However the headlines of "breaking away from AQIM" appear to deliberately mislead an overview of the situation.
That Belmokhar has experienced a heavy share of confrontation with AQIM chief Abu Musab Abdel Wadoud (Abdelmalek Droukdel) is well-documented. Various explanations of AQIM's internal strife have been advanced over recent years: divisions between Algerian and Mauritanian leadership, personal rivalries, and the distribution of Western ransoms and drug profits. Leadership schisms are a natural product of regionally-networked militant groups, as the need to decentralize across borders and cultures often erodes a firm hierarchy. Those groups that enjoy permanence at the top usually function as symbols of national power: the Taliban's Mullah Omar or Hezbollah's Hassan Nasrallah.
At the same time, a foreign intervention of northern Mali stands a good chance of closing the Islamists' ranks, at least until the momentum swings against them and the alliance is forced to scatter across northern Mali.
Belmokhtar's recent announcements illustrate the dilemma facing Western and African capitals. While "One Eye" cannot be expected to obey every command of AQIM, he has pledged to abide by the decisions made collectively by AQIM, the local Ansar Dine outfit and the regionally-minded Movement for Oneness and Jihad in West Africa (MUJAO). His group will allegedly specialize in kidnapping Westerns and extorting ransoms to fund the Islamic alliance, thereby dividing their labors. Belmokhtar has relocated his base to Gao, where MUJAO has established its headquarters and oversees the Islamists' campaign in northern Mali.
Reinforcing the line of communication between groups is MUJAO's military planner and Bekmokhtar's deputy, local Tuareg Omar Ould Hamaha.
Abdalahi Ould Ahmed, editor-in-chief of the daily newspaper Chouhoud, gives a more comprehensive explanation for AQIM's proliferating offshoots: "As the organization has grown and incorporated fighters of different origins, conflicts of interests have become increasingly frequent.” This process carries its advantages and disadvantages. Given an increase in funds and territory, turf battles become inevitable in the war for jihadist hearts and minds. Purely commercial elements flock to West Africa's flow of cash and cocaine, undermining the Islamists' overall message and corrupting personalities from the lowest to highest ranks.

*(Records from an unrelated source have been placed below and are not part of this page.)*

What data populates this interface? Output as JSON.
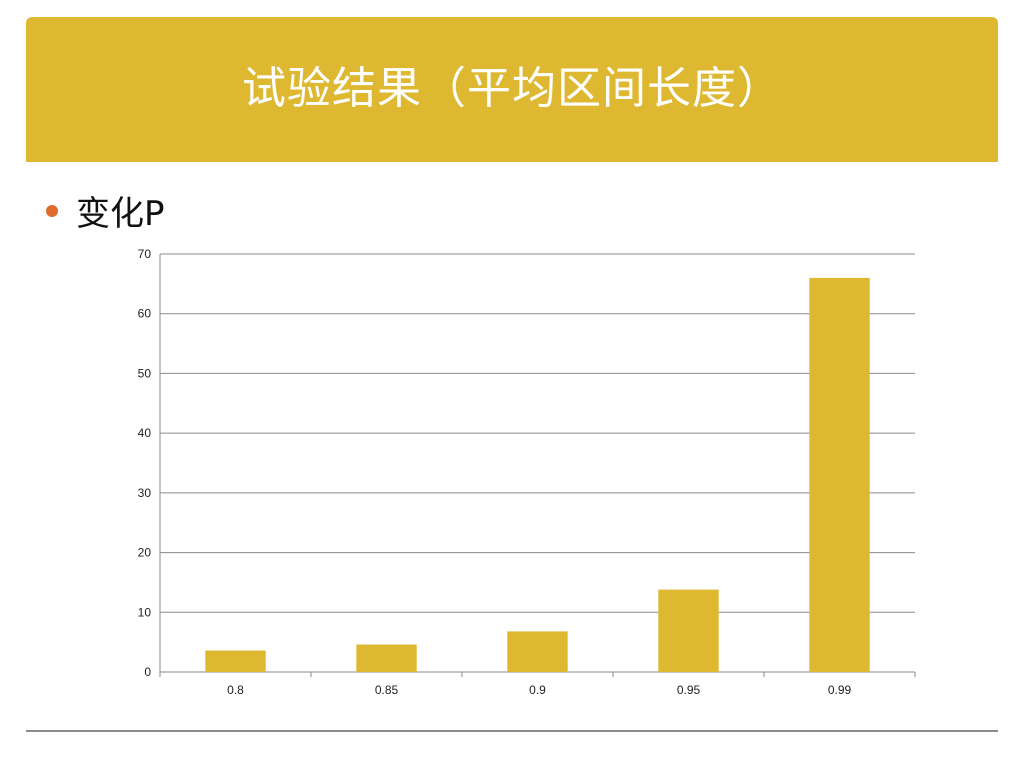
{
  "slide": {
    "title": "试验结果（平均区间长度）",
    "bullet": "变化P",
    "accent_color": "#DFB832",
    "bullet_color": "#E06B2D"
  },
  "chart_data": {
    "type": "bar",
    "categories": [
      "0.8",
      "0.85",
      "0.9",
      "0.95",
      "0.99"
    ],
    "values": [
      3.6,
      4.6,
      6.8,
      13.8,
      66
    ],
    "title": "",
    "xlabel": "",
    "ylabel": "",
    "ylim": [
      0,
      70
    ],
    "yticks": [
      0,
      10,
      20,
      30,
      40,
      50,
      60,
      70
    ],
    "grid": true,
    "legend": "none",
    "bar_color": "#DFB832"
  }
}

Militant groups must also network and decentralize to some degree in order to survive the short-term precision and long-term pressure of joint-government operations. In AQIM's particular case, the group is undergoing rapid expansion after northern Mali opened a huge amount of territory and influence to its sub-commanders. This fragmentation allowed AQIM personalities to establish their own local units under the mothership's flag, pursue their own interests and quickly seize all available power in the region. Accordingly, a group of Barabiche tribesmen from Timbuktu have formed a "new" faction at the urging of AQIM's leadership, with the intention of developing relations with Libya's self-styled Ansar al-Sharia.
The fourth manifestation flying the "Partisans of Islamic Law" banner (after Tunisia, Libya and Yemen), Ansar al-Sharia will now operate out of Gao as they attempt to build a logistics network through neighboring Niger. Their alleged objective: establish a base in eastern Libya to facilitate attacks on Western and African targets in response to Mali's planned intervention.

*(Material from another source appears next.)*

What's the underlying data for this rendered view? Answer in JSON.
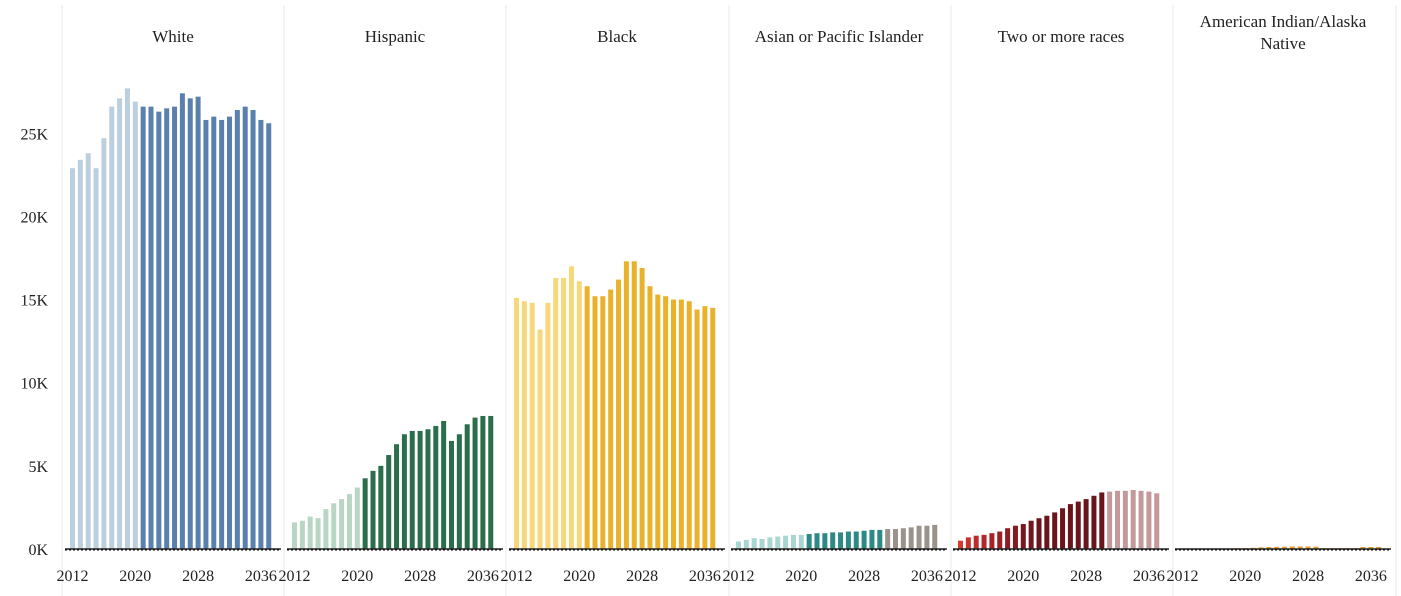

"Their aim is to establish a foothold in Libya from which to launch attacks against Western targets, as well as gaining access to the large stockpiles of weapons – including Russian-made anti-aircraft missiles – that were looted by Libyan rebels during the fall of Colonel Moamer Kadhafi's regime at the end of last year," The Telegraph reported on December 4th. "In return, AQIM is offering to provide Libyan Islamist groups with training and finance."

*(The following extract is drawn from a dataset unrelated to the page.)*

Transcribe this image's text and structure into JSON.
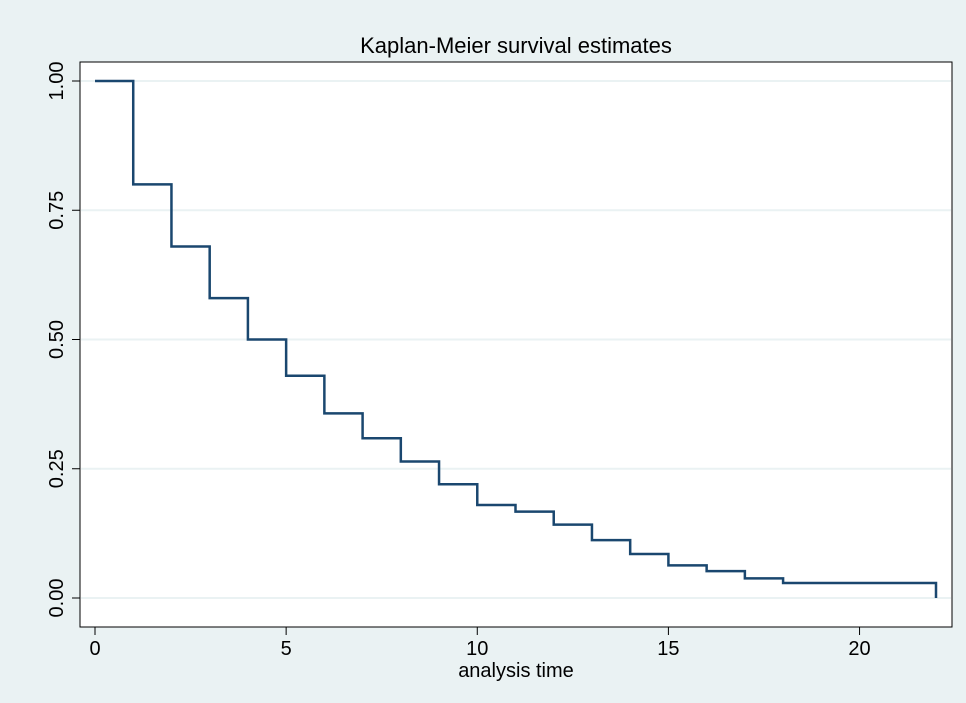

As Mauritania's al-Akhbar notes, Gao's branch of Ansar al-Sharia raises the number of Islamic militant groups in Mali to five: AQIM, MUJAO, Ansar Dine, Belmokhtar's "Masked Brigade" and Ansar al-Sharia. Pentagon intelligence and independent reporting has also collaborated the presence of Nigeria's Boko Harem in Gao. All of these groups operate as loose fronts for "the Base", waving the flag to attract recruits and acting semi or totally independent. The efficiency and inefficiency of this cooperation generates the double-edged sword of netwar.
So long as AQIM, Ansar Dine and MUJAO collectively wield influence in northern Mali, its splinter factions shouldn't cause an excessive amount of friction between the alliance. Scattering will become its own strategy if they are initially overrun, and division won't pose a fatal problem if Mali's internal woes and regional deficiencies in governance are left unresolved.